Desde que Lula deu os primeiros passos de seu terceiro mandato na diplomacia global, reforço aqui na Folha que um entendimento distorcido dele acerca de como o mundo tinha mudado desde 2010 vinha minando a possibilidade de o Brasil arrancar vantagens de Estados Unidos e China na busca de ambos por influência.
Bem, talvez eu esteja parcialmente errado, e a agenda de Antony Blinken, secretário de Estado americano que visita o Rio de Janeiro e Brasília na próxima semana, evidencia isso.
Não me entendam mal, é claro que há muito a ser explorado por Brasília na sua relação com os EUA. Os americanos ainda figuram no topo da lista quando o assunto é investimento estrangeiro direto, em termos de defesa ainda figuramos como aliado prioritário extra-Otan, e os dois países têm agendas comuns importantes como a transição energética e a proteção do direito aos trabalhadores.
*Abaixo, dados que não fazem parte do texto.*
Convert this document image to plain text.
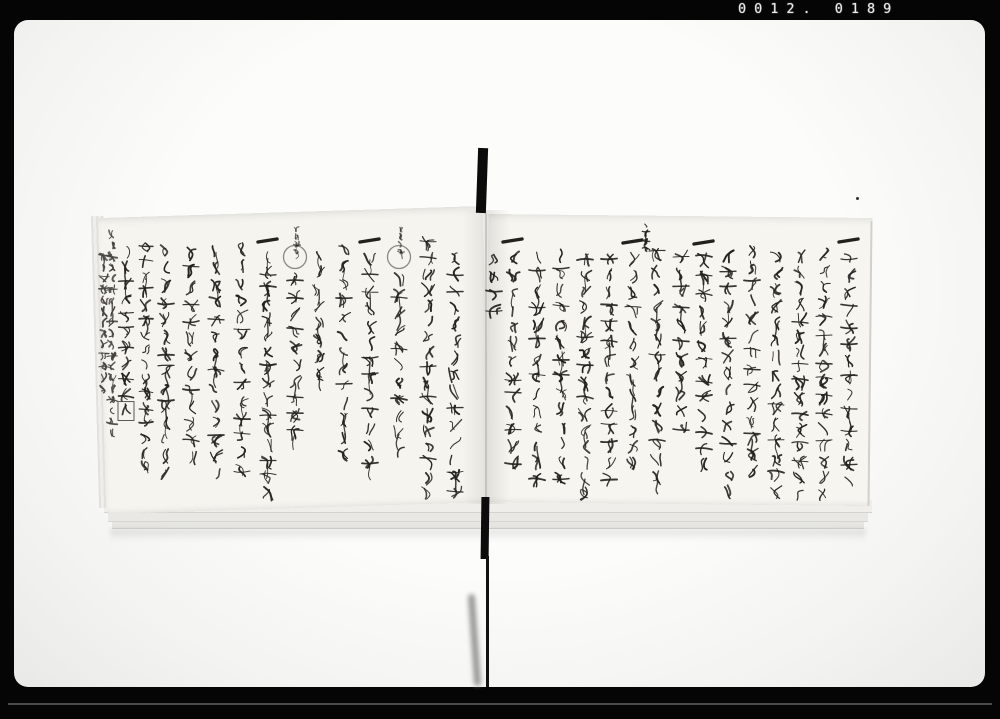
0012. 0189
Mas as avenidas de colaboração têm se tornado cada vez mais estreitas.
Ao contrário do que foi o caso nos tempos áureos do século 20, não há clima político em Washington para atuar como financiador de projetos em infraestrutura. Joe Biden pouco pode fazer também em termos de doação sem a bênção de um Congresso dividido e paralisado por questões domésticas.
Além disso, diferentemente da China, onde o governo tem influência e participação acionária na maioria das grandes empresas nacionais, o governo americano também tem pouco poder ao dizer para o mercado privado onde colocar capital. É por coisas assim que a Ford dá adeus ao Brasil e sua fábrica na Bahia acaba nas mãos da chinesa BYD.
O que resta então? Cooperação político-diplomática, quando os EUA foram os únicos responsáveis pelo veto a uma resolução brasileira na ONU que pedia pausas humanitárias em Gaza? Negociações robustas pelo clima, quando Donald Trump promete sair furando novos poços de petróleo no primeiro dia de um potencial segundo mandato (e com este discurso convence metade da população)?
Talvez a verdade seja que, a despeito da ocasional desconexão do Itamaraty com a dinâmica de uma “quase nova Guerra Fria”, os EUA estejam aos poucos se tornando uma potência com quem é difícil trabalhar. A agenda americana foi tão engolida pela política doméstica e por duas guerras catastróficas que, exceto pelo foco na contenção da China na região do Indo-Pacífico e um mirrado apoio aos parceiros europeus contra a Rússia, resta pouco a oferecer.
Há anos, líderes no Sul Global reclamam jocosamente que voltam de Pequim com acordos de investimento e tratados comerciais, enquanto em Washington recebem uma palestra sobre democracia e respeito aos direitos humanos —duas coisas, aliás, que vêm faltando, e já não é de hoje, aos próprios EUA.
O pragmatismo chinês, por outro lado, vem acompanhado de uma abordagem muito mais direta ao ponto. Se há dinheiro disponível e oportunidade de fazer negócios, a diplomacia em Pequim tenta aproveitar. Tradicionalmente pouco transparente, a China também se esquiva de regras de compliance de bancos multilaterais realizando transferências e investimentos diretos, o que nem sempre é benéfico para a sustentabilidade de suas parcerias ou promoção de boas práticas de governança, mas certamente serve a governos de países em desenvolvimento em necessidade de dinheiro rápido.
Em conversa com jornalistas na sexta (16), oficiais do Departamento de Estado americano disseram que, ao passar pelo Brasil para a reunião ministerial do G20 sediada no Rio, Blinken queria mostrar que “os EUA ainda servem como uma opção poderosa e abrangente a parceiros que nem sempre levam o interesse de outras nações em consideração”.
Se a frase cifrada fizer referência à China, ao menos no curto prazo, tenho minhas dúvidas do sucesso deste discurso no Brasil. Em bom inglês que é para gringo entender: menos papo, “show us the money”.